Meaning of 'a' (Webster Dictionary)
- The first letter of the English and of many other alphabets. The
capital A of the alphabets of Middle and Western Europe, as also the
small letter (a), besides the forms in Italic, black letter, etc., are
all descended from the old Latin A, which was borrowed from the Greek
Alpha, of the same form; and this was made from the first letter (/) of
the Phoenician alphabet, the equivalent of the Hebrew Aleph, and itself
from the Egyptian origin. The Aleph was a consonant letter, with a
guttural breath sound that was not an element of Greek articulation;
and the Greeks took it to represent their vowel Alpha with the a sound,
the Phoenician alphabet having no vowel symbols.

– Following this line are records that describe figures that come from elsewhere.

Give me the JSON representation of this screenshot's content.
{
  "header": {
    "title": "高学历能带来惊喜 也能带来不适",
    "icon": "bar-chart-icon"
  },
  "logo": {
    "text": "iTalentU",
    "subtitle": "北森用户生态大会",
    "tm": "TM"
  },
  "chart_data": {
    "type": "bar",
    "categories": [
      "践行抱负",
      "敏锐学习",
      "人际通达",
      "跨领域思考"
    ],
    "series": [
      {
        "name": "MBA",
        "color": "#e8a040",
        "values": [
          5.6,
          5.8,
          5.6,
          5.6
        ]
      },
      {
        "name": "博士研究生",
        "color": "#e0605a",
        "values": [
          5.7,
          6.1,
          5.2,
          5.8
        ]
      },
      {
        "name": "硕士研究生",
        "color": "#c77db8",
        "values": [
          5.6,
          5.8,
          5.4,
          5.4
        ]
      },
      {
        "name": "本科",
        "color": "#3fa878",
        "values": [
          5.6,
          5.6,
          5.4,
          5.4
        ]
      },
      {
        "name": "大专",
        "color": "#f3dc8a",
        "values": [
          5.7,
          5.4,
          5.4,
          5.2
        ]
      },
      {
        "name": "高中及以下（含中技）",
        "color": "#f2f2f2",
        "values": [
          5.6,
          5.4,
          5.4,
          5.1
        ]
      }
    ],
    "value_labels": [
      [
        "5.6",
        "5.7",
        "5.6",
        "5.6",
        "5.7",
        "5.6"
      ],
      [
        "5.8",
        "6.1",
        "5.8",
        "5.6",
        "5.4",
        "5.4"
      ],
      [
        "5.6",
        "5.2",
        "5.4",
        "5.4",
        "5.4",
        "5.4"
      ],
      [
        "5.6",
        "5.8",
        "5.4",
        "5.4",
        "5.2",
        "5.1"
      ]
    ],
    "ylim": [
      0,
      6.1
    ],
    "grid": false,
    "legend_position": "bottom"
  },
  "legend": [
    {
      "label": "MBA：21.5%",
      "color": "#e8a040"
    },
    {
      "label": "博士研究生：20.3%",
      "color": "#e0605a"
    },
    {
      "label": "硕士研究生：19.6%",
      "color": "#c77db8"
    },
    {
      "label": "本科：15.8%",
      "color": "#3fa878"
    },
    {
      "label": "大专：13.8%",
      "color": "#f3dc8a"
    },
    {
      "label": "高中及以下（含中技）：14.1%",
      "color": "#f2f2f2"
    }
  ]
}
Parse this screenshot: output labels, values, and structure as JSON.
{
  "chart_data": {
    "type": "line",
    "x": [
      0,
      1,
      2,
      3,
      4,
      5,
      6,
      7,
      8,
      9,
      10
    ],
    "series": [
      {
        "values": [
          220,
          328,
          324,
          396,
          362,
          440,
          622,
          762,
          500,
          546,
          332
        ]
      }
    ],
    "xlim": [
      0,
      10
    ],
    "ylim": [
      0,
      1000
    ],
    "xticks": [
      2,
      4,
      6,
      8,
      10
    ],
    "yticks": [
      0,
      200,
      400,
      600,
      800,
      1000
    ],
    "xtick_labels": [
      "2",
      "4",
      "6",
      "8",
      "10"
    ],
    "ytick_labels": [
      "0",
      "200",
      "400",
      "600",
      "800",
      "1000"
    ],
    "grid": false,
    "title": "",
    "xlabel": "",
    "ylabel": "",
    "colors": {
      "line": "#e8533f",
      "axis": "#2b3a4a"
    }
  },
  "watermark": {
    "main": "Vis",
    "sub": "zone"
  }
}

- The name of the sixth tone in the model major scale (that in C),
or the first tone of the minor scale, which is named after it the scale
in A minor. The second string of the violin is tuned to the A in the
treble staff. -- A sharp (A/) is the name of a musical tone
intermediate between A and B. -- A flat (A/) is the name of a tone
intermediate between A and G.
- An adjective, commonly called the indefinite article, and
signifying one or any, but less emphatically.
- In each; to or for each; as, "twenty leagues a day", "a hundred
pounds a year", "a dollar a yard", etc.
- Of.
- A barbarous corruption of have, of he, and sometimes of it and of
they.
- An expletive, void of sense, to fill up the meter
- In; on; at; by.
- In process of; in the act of; into; to; -- used with verbal
substantives in -ing which begin with a consonant. This is a shortened
form of the preposition an (which was used before the vowel sound); as
in a hunting, a building, a begging.